Auch wenn in diesem Jahr (wie zu erwarten) natürlich nicht alle Sicherheitsprobleme der IoT-Welt gelöst wurden, so können wir doch aus unserer Sicht feststellen, dass trotz aller festgestellten Schwachstellen und Sicherheitslücken, das allgemeine Sicherheitsniveau weiterhin zunimmt. Hier und da sehen wir immer noch für heutige Verhältnisse unnötige Fehler, aber im großen Ganzen bekamen wir dieses Jahr ein recht optimistisch stimmendes Bild vermittelt.
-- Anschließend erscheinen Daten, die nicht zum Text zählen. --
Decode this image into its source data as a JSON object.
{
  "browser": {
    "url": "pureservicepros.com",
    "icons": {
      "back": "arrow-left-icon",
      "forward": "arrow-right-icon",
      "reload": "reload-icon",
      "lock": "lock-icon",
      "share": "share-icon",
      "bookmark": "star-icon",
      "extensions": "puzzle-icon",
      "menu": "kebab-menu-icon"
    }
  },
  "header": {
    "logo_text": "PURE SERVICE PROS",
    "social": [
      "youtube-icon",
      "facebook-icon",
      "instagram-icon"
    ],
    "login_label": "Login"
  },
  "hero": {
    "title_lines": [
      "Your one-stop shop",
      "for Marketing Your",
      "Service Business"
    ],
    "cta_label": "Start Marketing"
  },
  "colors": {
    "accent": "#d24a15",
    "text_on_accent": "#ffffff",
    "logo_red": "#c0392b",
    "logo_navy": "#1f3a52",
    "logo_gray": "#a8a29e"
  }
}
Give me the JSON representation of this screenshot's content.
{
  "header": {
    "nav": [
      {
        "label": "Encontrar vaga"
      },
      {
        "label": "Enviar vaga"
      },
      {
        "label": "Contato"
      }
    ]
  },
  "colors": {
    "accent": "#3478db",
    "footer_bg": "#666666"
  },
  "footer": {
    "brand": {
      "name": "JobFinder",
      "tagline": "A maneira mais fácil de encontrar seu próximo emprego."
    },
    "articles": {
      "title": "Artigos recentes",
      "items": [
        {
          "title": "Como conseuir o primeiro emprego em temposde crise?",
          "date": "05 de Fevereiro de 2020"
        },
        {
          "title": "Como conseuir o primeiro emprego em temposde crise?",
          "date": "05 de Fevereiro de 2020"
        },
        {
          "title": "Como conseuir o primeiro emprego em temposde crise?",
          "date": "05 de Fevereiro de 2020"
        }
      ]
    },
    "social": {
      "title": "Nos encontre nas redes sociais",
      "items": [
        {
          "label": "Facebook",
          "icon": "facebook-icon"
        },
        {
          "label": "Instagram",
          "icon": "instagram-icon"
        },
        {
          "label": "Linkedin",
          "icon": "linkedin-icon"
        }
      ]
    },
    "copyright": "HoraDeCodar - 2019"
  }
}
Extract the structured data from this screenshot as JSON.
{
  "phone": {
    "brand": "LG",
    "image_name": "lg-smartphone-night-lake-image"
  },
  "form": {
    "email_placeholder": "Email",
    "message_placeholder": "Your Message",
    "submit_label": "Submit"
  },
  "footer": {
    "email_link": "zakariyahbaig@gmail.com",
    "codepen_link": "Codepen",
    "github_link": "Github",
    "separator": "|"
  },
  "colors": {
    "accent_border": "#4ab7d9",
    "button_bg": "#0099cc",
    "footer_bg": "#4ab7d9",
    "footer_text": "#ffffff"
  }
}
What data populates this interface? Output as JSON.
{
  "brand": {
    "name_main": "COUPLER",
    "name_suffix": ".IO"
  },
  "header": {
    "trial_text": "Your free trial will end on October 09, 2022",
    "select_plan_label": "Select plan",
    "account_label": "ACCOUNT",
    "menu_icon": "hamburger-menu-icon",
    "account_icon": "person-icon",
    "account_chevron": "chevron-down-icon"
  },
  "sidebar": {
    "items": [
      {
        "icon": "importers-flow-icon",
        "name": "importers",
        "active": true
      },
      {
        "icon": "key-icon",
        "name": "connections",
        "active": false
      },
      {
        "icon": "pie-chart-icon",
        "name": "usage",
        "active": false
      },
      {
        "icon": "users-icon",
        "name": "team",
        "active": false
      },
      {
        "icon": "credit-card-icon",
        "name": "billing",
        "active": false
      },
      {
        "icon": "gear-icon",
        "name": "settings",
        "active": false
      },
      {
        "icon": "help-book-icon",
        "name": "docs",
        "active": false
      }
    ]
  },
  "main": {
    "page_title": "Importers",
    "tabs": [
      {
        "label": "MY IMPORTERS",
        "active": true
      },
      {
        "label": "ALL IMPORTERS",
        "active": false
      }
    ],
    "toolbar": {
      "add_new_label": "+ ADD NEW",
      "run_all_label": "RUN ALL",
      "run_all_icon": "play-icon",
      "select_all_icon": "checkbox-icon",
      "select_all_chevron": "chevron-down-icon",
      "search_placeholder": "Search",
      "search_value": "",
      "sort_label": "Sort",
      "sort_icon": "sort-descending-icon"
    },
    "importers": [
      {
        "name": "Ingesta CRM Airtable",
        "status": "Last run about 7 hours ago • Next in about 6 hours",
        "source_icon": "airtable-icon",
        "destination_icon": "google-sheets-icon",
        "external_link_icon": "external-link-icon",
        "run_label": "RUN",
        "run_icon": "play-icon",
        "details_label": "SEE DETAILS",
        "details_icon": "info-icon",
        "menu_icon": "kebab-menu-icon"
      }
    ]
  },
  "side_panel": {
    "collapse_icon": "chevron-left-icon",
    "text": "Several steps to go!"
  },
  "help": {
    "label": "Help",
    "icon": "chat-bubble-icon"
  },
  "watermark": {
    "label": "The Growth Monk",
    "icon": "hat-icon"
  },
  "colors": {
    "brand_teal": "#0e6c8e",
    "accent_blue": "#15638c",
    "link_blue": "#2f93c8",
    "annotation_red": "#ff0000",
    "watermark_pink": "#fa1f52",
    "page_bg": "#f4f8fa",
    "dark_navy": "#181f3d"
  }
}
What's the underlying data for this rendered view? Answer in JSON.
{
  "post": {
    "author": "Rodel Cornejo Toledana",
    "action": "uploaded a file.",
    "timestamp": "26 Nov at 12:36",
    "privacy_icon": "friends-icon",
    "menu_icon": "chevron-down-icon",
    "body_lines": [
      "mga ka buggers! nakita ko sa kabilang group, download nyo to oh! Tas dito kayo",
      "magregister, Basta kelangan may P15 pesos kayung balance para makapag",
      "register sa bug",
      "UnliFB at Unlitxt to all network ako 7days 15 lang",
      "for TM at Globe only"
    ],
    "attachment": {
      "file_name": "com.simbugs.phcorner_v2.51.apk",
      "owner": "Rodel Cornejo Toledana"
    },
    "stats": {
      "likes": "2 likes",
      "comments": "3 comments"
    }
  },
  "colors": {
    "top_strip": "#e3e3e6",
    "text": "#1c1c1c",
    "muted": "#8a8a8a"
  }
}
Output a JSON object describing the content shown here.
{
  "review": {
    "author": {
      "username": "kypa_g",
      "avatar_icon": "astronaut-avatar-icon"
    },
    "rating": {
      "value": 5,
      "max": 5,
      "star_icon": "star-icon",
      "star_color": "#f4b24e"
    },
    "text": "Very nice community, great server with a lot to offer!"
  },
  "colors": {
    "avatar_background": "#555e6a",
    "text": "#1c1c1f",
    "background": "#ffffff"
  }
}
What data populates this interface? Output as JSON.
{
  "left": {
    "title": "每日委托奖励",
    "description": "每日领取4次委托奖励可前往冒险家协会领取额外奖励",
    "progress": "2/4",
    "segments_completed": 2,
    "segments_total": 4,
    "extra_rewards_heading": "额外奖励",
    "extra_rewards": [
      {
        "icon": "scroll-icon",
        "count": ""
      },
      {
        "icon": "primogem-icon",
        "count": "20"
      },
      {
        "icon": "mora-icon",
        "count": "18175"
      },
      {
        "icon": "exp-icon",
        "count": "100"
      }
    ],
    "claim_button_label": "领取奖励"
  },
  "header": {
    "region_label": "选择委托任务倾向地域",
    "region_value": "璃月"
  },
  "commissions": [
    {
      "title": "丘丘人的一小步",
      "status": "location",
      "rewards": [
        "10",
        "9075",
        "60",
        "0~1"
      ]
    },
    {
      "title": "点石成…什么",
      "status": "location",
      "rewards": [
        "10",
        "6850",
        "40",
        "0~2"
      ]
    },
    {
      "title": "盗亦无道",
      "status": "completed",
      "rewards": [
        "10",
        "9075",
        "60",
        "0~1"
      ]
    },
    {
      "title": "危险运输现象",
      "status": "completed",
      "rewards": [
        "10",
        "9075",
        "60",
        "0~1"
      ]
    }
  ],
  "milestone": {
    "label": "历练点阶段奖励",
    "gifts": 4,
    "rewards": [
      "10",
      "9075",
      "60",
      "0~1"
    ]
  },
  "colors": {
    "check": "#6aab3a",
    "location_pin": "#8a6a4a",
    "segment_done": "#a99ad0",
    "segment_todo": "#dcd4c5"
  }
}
Zugegeben haben wir uns dieses Jahr bei unseren Tests auch eher im qualitativen Bereich des IoT bewegt und sind daher sicher auch ein bisschen von den wirklich schwarzen Schafen der Produktpalette verschont geblieben – Vielleicht ein Impuls für uns, nächstes Jahr auch wieder vermehrt nach diesen Produkten Ausschau zu halten. In jedem Fall aber wird wieder getestet und zertifiziert!

In diesem Sinne wünschen wir Allen fröhliche Weihnachten, entspannte Feiertage und einen guten Rutsch in ein neues (hoffentlich normaleres) Jahr 2022!